3:10 to Yuma
I didn’t get it. You read the summary and you know that the movie’s about the unlikely relationship formed between the outlaw (Russell Crowe) and the honest, penniless farmer (Christian Bale) who escorts him to jail. But, as good as Crowe and Bale are - one brooding and romantic, the other simmering and laconic - I wasn’t feeling it. When each does wild sacrifices for the other, I just didn’t feel that they were properly set up. I also didn’t get it when the bounty hunters were escorting Crowe to jail and, even in chains, he was still able to kill them one-by-one. I understood that, but I didn’t understand why not a single bounty hunter even suggested “why don’t we go ahead and kill this guy and save our lives?” Aside from those two issues, “3:10 to Yuma” is a splendid, direct western, with brutal gunfights and a dreamy-eyed psycho played by Ben Foster, who matches wits with Peter Fonda’s walk-off-a-gunshot-to-the-gut bounty hunter.
117 min, R - Directed by James Mangold, starring Russell Crowe, Christian Bale, Ben Foster, Gretchen Mol, and Peter Fonda.
McCabe and Mrs. Miller
Altman has a way of making movies I intellectually recognize as great, yet I feel little personal connection to them. I don’t have anything bad to say about “McCabe and Mrs. Miller,” and I could even argue that it’s Altman’s best movie, but it doesn’t hit me the way a “great” movie should. Maybe after I let it gestate a few years I’ll feel differently. Anyway, Altman’s sepia-tinted anti-Western has held up better than, say, “Little Big Man” because it’s filled with people and not just propaganda. Sure, it overturns Western conventions and myths by showing the frontier as being built by dirty alcoholics and whores instead of noble gunfighters, but the movie has affection for these swine and is a good movie besides that.
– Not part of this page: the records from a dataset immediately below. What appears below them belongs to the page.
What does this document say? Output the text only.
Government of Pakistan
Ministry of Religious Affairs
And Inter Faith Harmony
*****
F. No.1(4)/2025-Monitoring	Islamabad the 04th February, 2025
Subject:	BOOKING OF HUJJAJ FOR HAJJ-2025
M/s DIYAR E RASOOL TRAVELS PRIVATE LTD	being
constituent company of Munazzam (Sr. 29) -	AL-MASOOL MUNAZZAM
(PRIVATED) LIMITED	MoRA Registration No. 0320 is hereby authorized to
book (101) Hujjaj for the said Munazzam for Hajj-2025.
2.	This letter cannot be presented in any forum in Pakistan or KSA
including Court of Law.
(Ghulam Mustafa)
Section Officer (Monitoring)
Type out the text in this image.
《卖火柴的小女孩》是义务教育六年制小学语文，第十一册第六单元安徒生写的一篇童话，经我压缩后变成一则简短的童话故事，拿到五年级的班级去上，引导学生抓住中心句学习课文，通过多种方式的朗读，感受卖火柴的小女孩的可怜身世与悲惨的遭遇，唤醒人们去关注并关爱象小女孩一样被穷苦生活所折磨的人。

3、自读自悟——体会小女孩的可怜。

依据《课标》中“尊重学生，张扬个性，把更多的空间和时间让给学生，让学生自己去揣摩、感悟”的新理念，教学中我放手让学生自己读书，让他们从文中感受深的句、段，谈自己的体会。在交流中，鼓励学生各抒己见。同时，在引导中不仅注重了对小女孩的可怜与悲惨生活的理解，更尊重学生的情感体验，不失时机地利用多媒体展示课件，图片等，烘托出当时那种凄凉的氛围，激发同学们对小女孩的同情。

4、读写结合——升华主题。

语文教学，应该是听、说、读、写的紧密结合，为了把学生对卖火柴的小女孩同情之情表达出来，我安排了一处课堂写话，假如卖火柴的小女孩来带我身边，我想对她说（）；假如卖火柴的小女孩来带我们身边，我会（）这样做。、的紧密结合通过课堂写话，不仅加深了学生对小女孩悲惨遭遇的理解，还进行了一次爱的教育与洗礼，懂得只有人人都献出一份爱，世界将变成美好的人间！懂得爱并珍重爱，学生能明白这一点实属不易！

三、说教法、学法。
I also like that the whores and the townsfolk are on equal moral footing throughout; holier-than-thou prostitutes are just as tiring as one-dimensional crack whores. McCabe (Beatty) is a gambler who turns a mining outpost into an actual town. He’s cleverer than everyone else there, but not as clever as Mrs. Miller (Beatty’s girl-of-the-moment Christie), who comes along to run the whorehouse. Eventually the West ends, the way the West always does in Westerns, and the robber barons want McCabe to die with it. But that’s not what interests Altman, as he openly admits in the DVD commentary; he’s more interested in building his own mining town from the ground up, filling it with actors, and making a documentary (practically) of what happens.
121 min, R - Directed by Robert Altman, starring Warren Beatty, Julie Christie, Rene Auberjonios, and William Devane.